In all the examples I've studied so far with these LSTM networks, including the examples shown here, the OOS results have been very close in performance to the results on the training segment without the benefit of any selection bias. This is also somewhat surprising from a statistical point of view because the number of parameters (weights) in the model is vastly greater than the number of input data used to train the model. However, this is common with deep neural networks, which often generalize well despite being overparameterized. Overfitting can still be a concern, though the batch training approach used here helps introduce randomness into the training process. It's also conceivable that the noise component in market prices provides a built-in regularization effect in that the prices themselves have a large component of randomness.

This article introduced the LSTM feature I've been developing for Adaptrade Builder, but more work remains to be done. In the next article, I'll show how the LSTM networks can be incorporated into trading strategies. The main challenges will be (1) effectively using the neural network predictions in combination with other strategy logic and (2) implementing the neural network inference process given the relatively large size and complexity of the LSTM networks and the limitations of conventional scripting languages for trading.

References

  1. Krizhevsky, A., Sutskever, I., Hinton, G. ImageNet Classification with Deep Convolutional Neural Networks, NIPS, 2012.
  2. Goodfellow, I., Bengio, Y., Courville, A. Deep Learning, The MIT Press, Cambridge, MA, 2016, pp. 397-400.
  3. Hochreiter, S., Schmidhuber, J. Long short-term memory, Neural Computation, 9 (8), 1997, pp. 1735-1780.
  4. Dixon, M., Klabjan, D., and Bang, J. H. Classification-based Financial Markets Prediction using Deep Neural Networks, 2016. https://arxiv.org/abs/1603.08604
  5. Kelly, B., Xiu, D. Financial Machine Learning, 2023, pp. 67-70. https://ssrn.com/abstract=4501707
  6. Fischer, T., Krauss, C. Deep learning with long short-term memory networks for financial market predictions, European Journal of Operational Research, 270 (2), 2018, pp. 654-669.
  7. Goodfellow, I., Bengio, Y., Courville, A. Deep Learning, The MIT Press, Cambridge, MA, 2016, pp. 301-302.

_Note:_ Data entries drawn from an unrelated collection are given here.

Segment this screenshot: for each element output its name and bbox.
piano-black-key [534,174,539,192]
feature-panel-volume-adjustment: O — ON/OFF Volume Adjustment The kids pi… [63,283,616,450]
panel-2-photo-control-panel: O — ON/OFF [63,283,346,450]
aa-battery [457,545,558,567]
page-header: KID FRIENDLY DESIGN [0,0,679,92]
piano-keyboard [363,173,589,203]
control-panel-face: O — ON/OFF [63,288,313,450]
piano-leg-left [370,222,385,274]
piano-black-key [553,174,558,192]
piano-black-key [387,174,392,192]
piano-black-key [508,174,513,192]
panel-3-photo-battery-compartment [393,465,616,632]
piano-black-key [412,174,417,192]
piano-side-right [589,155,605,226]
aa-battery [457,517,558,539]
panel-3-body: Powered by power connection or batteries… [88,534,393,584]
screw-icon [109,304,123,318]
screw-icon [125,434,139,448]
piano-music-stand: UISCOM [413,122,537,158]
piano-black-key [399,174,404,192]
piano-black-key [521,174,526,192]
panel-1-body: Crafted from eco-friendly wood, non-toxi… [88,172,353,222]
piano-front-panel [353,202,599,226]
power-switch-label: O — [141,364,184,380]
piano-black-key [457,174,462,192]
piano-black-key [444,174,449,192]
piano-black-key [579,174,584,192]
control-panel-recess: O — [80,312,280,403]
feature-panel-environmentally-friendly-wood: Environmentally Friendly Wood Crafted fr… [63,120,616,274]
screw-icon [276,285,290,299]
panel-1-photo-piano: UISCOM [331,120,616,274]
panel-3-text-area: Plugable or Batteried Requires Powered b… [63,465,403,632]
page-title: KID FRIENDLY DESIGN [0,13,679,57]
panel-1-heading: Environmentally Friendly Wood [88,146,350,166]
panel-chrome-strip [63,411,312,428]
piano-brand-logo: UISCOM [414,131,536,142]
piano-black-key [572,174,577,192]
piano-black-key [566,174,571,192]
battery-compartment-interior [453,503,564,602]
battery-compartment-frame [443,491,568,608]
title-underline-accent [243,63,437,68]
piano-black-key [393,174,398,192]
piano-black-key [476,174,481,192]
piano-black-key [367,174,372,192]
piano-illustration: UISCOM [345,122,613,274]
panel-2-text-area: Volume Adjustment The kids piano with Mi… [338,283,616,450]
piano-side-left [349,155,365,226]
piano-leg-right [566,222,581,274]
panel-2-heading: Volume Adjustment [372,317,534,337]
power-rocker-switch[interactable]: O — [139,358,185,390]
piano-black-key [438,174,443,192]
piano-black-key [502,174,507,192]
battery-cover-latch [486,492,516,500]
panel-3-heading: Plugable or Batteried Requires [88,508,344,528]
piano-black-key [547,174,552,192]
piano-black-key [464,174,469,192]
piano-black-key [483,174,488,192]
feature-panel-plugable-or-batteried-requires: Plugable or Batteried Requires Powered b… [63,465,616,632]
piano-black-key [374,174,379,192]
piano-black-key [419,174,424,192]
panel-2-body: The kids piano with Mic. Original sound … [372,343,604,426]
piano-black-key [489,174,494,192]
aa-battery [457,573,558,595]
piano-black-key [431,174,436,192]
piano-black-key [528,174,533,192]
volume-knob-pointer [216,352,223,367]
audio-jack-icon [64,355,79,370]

Good luck with your trading.

Mike Bryant
Adaptrade Software

The results described in this article were generated using a prototype (pre-release) version of Adaptrade Builder, expected to be released as version 5.0. Please visit the release notes page to check the availability of this version.

This article appeared in the July 2025 issue of the Adaptrade Software newsletter.

HYPOTHETICAL OR SIMULATED PERFORMANCE RESULTS HAVE CERTAIN INHERENT LIMITATIONS. UNLIKE AN ACTUAL PERFORMANCE RECORD, SIMULATED RESULTS DO NOT REPRESENT ACTUAL TRADING. ALSO, SINCE THE TRADES HAVE NOT ACTUALLY BEEN EXECUTED, THE RESULTS MAY HAVE UNDER- OR OVER-COMPENSATED FOR THE IMPACT, IF ANY, OF CERTAIN MARKET FACTORS, SUCH AS LACK OF LIQUIDITY. SIMULATED TRADING PROGRAMS IN GENERAL ARE ALSO SUBJECT TO THE FACT THAT THEY ARE DESIGNED WITH THE BENEFIT OF HINDSIGHT. NO REPRESENTATION IS BEING MADE THAT ANY ACCOUNT WILL OR IS LIKELY TO ACHIEVE PROFITS OR LOSSES SIMILAR TO THOSE SHOWN.